Semi-Invariant Terms for Gauged Non-Linear Sigma-Models

TL;DR

This paper classifies gauge-invariant terms, known as semi-invariant terms, in gauged non-linear sigma models, revealing their equivalence to Chern-Simons terms in odd dimensions and discussing applications like Wess-Zumino-Witten term gauging.

Contribution

It provides a complete classification of semi-invariant terms in gauged non-linear sigma models, linking them to Chern-Simons terms and analyzing their existence conditions.

Findings

Semi-invariant terms exist only in odd dimensions.

Such terms are equivalent to Chern-Simons terms for the subgroup H.

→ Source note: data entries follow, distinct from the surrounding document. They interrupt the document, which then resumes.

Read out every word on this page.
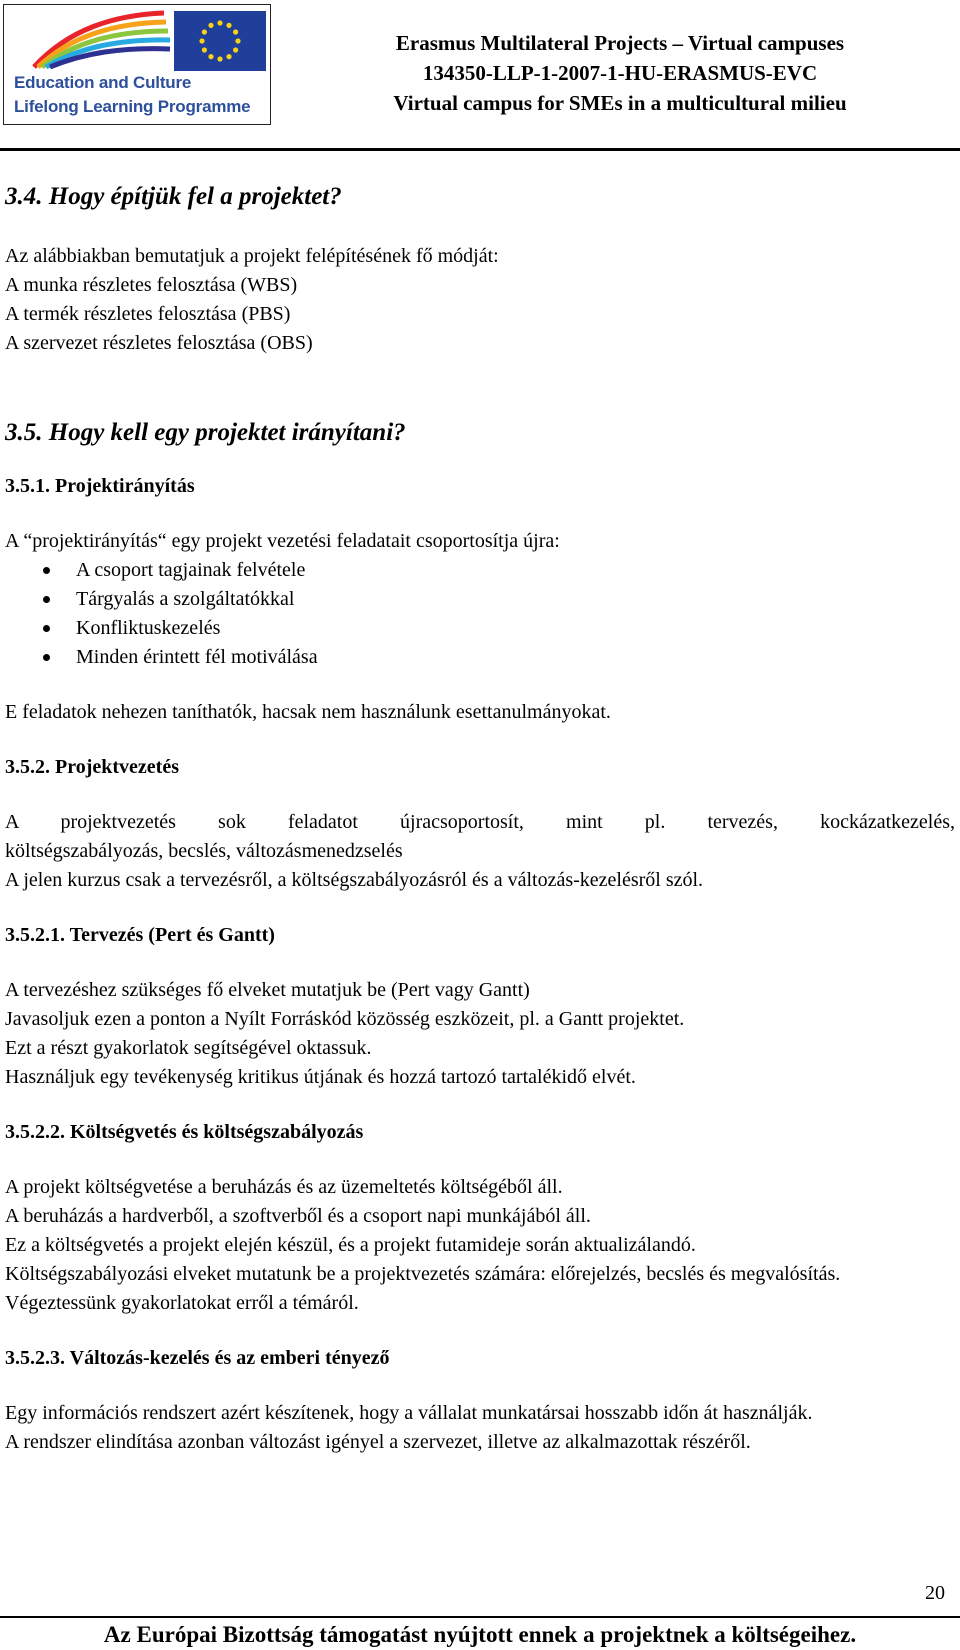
Education and Culture
Lifelong Learning Programme
Erasmus Multilateral Projects – Virtual campuses
134350-LLP-1-2007-1-HU-ERASMUS-EVC
Virtual campus for SMEs in a multicultural milieu
3.4. Hogy építjük fel a projektet?

Az alábbiakban bemutatjuk a projekt felépítésének fő módját:

A munka részletes felosztása (WBS)

A termék részletes felosztása (PBS)

A szervezet részletes felosztása (OBS)

3.5. Hogy kell egy projektet irányítani?
3.5.1. Projektirányítás

A “projektirányítás“ egy projekt vezetési feladatait csoportosítja újra:

A csoport tagjainak felvétele
Tárgyalás a szolgáltatókkal
Konfliktuskezelés
Minden érintett fél motiválása

E feladatok nehezen taníthatók, hacsak nem használunk esettanulmányokat.

3.5.2. Projektvezetés

A projektvezetés sok feladatot újracsoportosít, mint pl. tervezés, kockázatkezelés,

költségszabályozás, becslés, változásmenedzselés

A jelen kurzus csak a tervezésről, a költségszabályozásról és a változás-kezelésről szól.

3.5.2.1. Tervezés (Pert és Gantt)

A tervezéshez szükséges fő elveket mutatjuk be (Pert vagy Gantt)

Javasoljuk ezen a ponton a Nyílt Forráskód közösség eszközeit, pl. a Gantt projektet.

Ezt a részt gyakorlatok segítségével oktassuk.

Használjuk egy tevékenység kritikus útjának és hozzá tartozó tartalékidő elvét.

3.5.2.2. Költségvetés és költségszabályozás

A projekt költségvetése a beruházás és az üzemeltetés költségéből áll.

A beruházás a hardverből, a szoftverből és a csoport napi munkájából áll.

Ez a költségvetés a projekt elején készül, és a projekt futamideje során aktualizálandó.

Költségszabályozási elveket mutatunk be a projektvezetés számára: előrejelzés, becslés és megvalósítás.

Végeztessünk gyakorlatokat erről a témáról.

3.5.2.3. Változás-kezelés és az emberi tényező

Egy információs rendszert azért készítenek, hogy a vállalat munkatársai hosszabb időn át használják.

A rendszer elindítása azonban változást igényel a szervezet, illetve az alkalmazottak részéről.

20
Az Európai Bizottság támogatást nyújtott ennek a projektnek a költségeihez.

Applications include gauging Wess-Zumino-Witten terms.

Abstract

We determine all the terms that are gauge-invariant up to a total spacetime derivative ("semi-invariant terms") for gauged non-linear sigma models. Assuming that the isotropy subgroup $H$ of the gauge group is compact or semi-simple, we show that (non-trivial) such terms exist only in odd dimensions and are equivalent to the familiar Chern-Simons terms for the subgroup $H$. Various applications are mentioned, including one to the gauging of the Wess-Zumino-Witten terms in even spacetime dimensions. Our approach is based on the analysis of the descent equation associated with semi-invariant terms.